48 people have died from a lung injury associated with e-cigarette use in 25 states and the District of Columbia, the Centers for Disease Control and Prevention reports.
What's new: Data as of Nov. 20 shows the median age of patients who died was 53 years old and the deaths ranged from 17 to 75 years.
By the numbers: Among 19 patients who died, 84% reported use of THC-containing products, according to a new report out in late October. The CDC maintains no single e-cigarette product or compound has been linked to the pulmonary illnesses.
- 37% of the 19 who died reported use of nicotine-containing products.
- 63% reported exclusive use of THC-containing products.
- 16% reported exclusive use of nicotine-containing products.
The impact: The CDC and states' individual health departments have data on where the deaths occurred.

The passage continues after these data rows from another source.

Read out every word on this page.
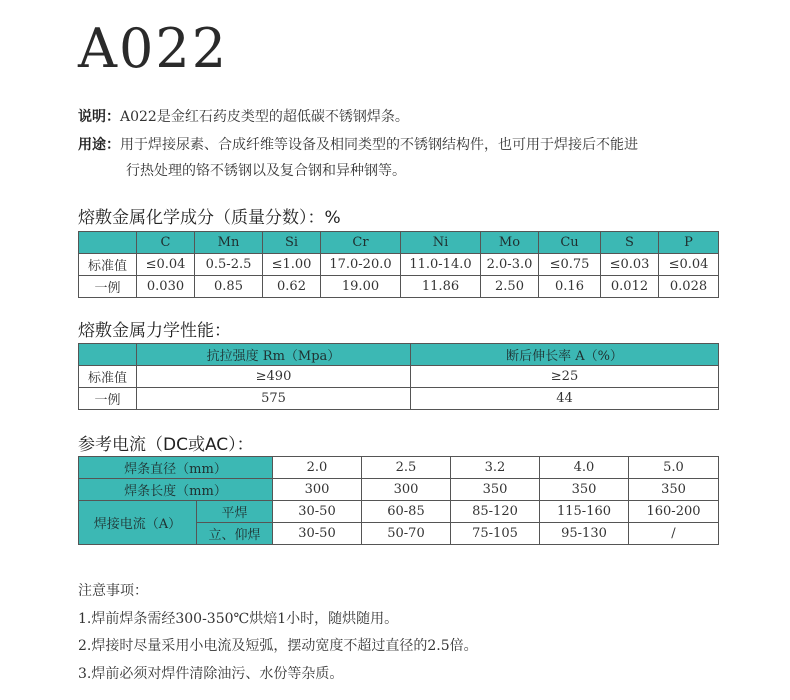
A022
说明：A022是金红石药皮类型的超低碳不锈钢焊条。
用途：用于焊接尿素、合成纤维等设备及相同类型的不锈钢结构件，也可用于焊接后不能进
行热处理的铬不锈钢以及复合钢和异种钢等。
熔敷金属化学成分（质量分数）：%
	C	Mn	Si	Cr	Ni	Mo	Cu	S	P
标准值	≤0.04	0.5-2.5	≤1.00	17.0-20.0	11.0-14.0	2.0-3.0	≤0.75	≤0.03	≤0.04
一例	0.030	0.85	0.62	19.00	11.86	2.50	0.16	0.012	0.028
熔敷金属力学性能：
	抗拉强度 Rm（Mpa）	断后伸长率 A（%）
标准值	≥490	≥25
一例	575	44
参考电流（DC或AC）：
焊条直径（mm）		2.0	2.5	3.2	4.0	5.0
焊条长度（mm）		300	300	350	350	350
焊接电流（A）	平焊	30-50	60-85	85-120	115-160	160-200
	立、仰焊	30-50	50-70	75-105	95-130	/
注意事项：
1.焊前焊条需经300-350℃烘焙1小时，随烘随用。
2.焊接时尽量采用小电流及短弧，摆动宽度不超过直径的2.5倍。
3.焊前必须对焊件清除油污、水份等杂质。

- The Henry Ford Hospital in Detroit announced in mid-November that a 17-year-old boy faced "imminent death" from vaping injuries unless he underwent a double lung transplant. It was the first transplant performed on a patient with the vaping-related illness.
- In New York, the first teenager died after being hospitalized twice in September with a vaping-related illness.

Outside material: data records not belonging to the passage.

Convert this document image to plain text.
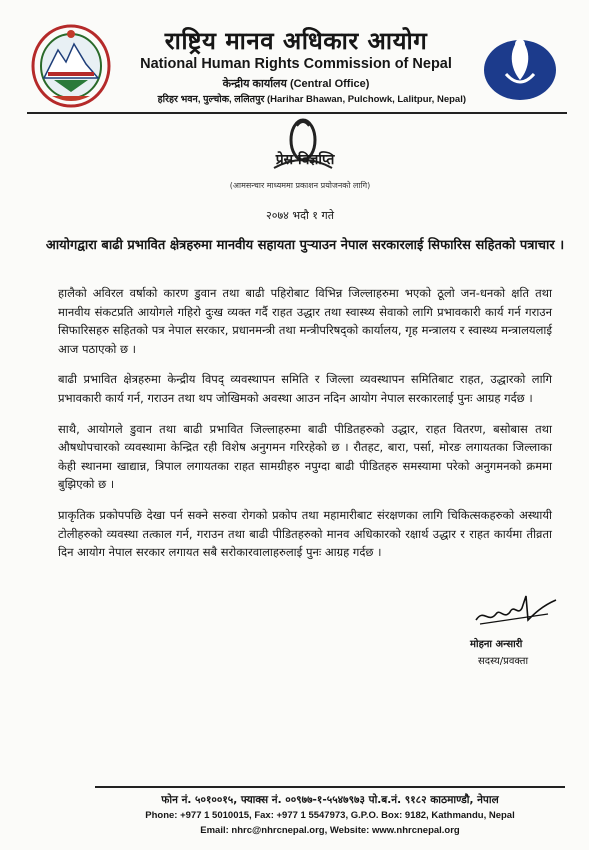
राष्ट्रिय मानव अधिकार आयोग
National Human Rights Commission of Nepal
केन्द्रीय कार्यालय (Central Office)
हरिहर भवन, पुल्चोक, ललितपुर (Harihar Bhawan, Pulchowk, Lalitpur, Nepal)
प्रेस विज्ञप्ति
(आमसन्चार माध्यममा प्रकाशन प्रयोजनको लागि)
२०७४ भदौ १ गते
आयोगद्वारा बाढी प्रभावित क्षेत्रहरुमा मानवीय सहायता पुर्‍याउन नेपाल सरकारलाई सिफारिस सहितको पत्राचार ।

हालैको अविरल वर्षाको कारण डुवान तथा बाढी पहिरोबाट विभिन्न जिल्लाहरुमा भएको ठूलो जन-धनको क्षति तथा मानवीय संकटप्रति आयोगले गहिरो दुःख व्यक्त गर्दै राहत उद्धार तथा स्वास्थ्य सेवाको लागि प्रभावकारी कार्य गर्न गराउन सिफारिसहरु सहितको पत्र नेपाल सरकार, प्रधानमन्त्री तथा मन्त्रीपरिषद्को कार्यालय, गृह मन्त्रालय र स्वास्थ्य मन्त्रालयलाई आज पठाएको छ ।

बाढी प्रभावित क्षेत्रहरुमा केन्द्रीय विपद् व्यवस्थापन समिति र जिल्ला व्यवस्थापन समितिबाट राहत, उद्धारको लागि प्रभावकारी कार्य गर्न, गराउन तथा थप जोखिमको अवस्था आउन नदिन आयोग नेपाल सरकारलाई पुनः आग्रह गर्दछ ।

साथै, आयोगले डुवान तथा बाढी प्रभावित जिल्लाहरुमा बाढी पीडितहरुको उद्धार, राहत वितरण, बसोबास तथा औषधोपचारको व्यवस्थामा केन्द्रित रही विशेष अनुगमन गरिरहेको छ । रौतहट, बारा, पर्सा, मोरङ लगायतका जिल्लाका केही स्थानमा खाद्यान्न, त्रिपाल लगायतका राहत सामग्रीहरु नपुग्दा बाढी पीडितहरु समस्यामा परेको अनुगमनको क्रममा बुझिएको छ ।

प्राकृतिक प्रकोपपछि देखा पर्न सक्ने सरुवा रोगको प्रकोप तथा महामारीबाट संरक्षणका लागि चिकित्सकहरुको अस्थायी टोलीहरुको व्यवस्था तत्काल गर्न, गराउन तथा बाढी पीडितहरुको मानव अधिकारको रक्षार्थ उद्धार र राहत कार्यमा तीव्रता दिन आयोग नेपाल सरकार लगायत सबै सरोकारवालाहरुलाई पुनः आग्रह गर्दछ ।

मोहना अन्सारी
सदस्य/प्रवक्ता
फोन नं. ५०१००१५, फ्याक्स नं. ००९७७-१-५५४७९७३ पो.ब.नं. ९१८२ काठमाण्डौ, नेपाल
Phone: +977 1 5010015, Fax: +977 1 5547973, G.P.O. Box: 9182, Kathmandu, Nepal
Email: nhrc@nhrcnepal.org, Website: www.nhrcnepal.org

- In Massachusetts, the death of a woman in her 60s was reported on Oct. 7 as the state's first vaping-related death. The state currently has a four-month ban on all vaping products, the harshest in the U.S.
- In Georgia, a patient with a history of heavy nicotine vaping, but no reported history of vaping THC, died, Georgia's Department of Health said.
- A man and woman in Kansas, both over the age of 50 with "underlying health conditions," died from a pulmonary illness linked to vaping, according to Kansas Gov. Laura Kelly.
- A Missouri man in his mid-40s died from the illness, according to the state's Department of Health and Senior Services.
The big picture: The CDC reported 2,291 confirmed and probable cases of severe respiratory illnesses as of Nov. 20 among those who vaped nicotine or cannabis products in 50 states, Washington, D.C., and two U.S. territories.
- The rate of reported cases each week has slowed considerably since August.
What they're saying: "It is possible that some of these cases were already occurring and we were not picking them up" prior to the agency's investigation into the illnesses, the director for the FDA Center for Tobacco Products, Mitch Zeller, said in August.
Of note: A woman filed the first wrongful death lawsuit against Juul in October, claiming the e-cigarette maker's nicotine cartridges were a significant factor in causing the death of her 18-year-old son over a year ago.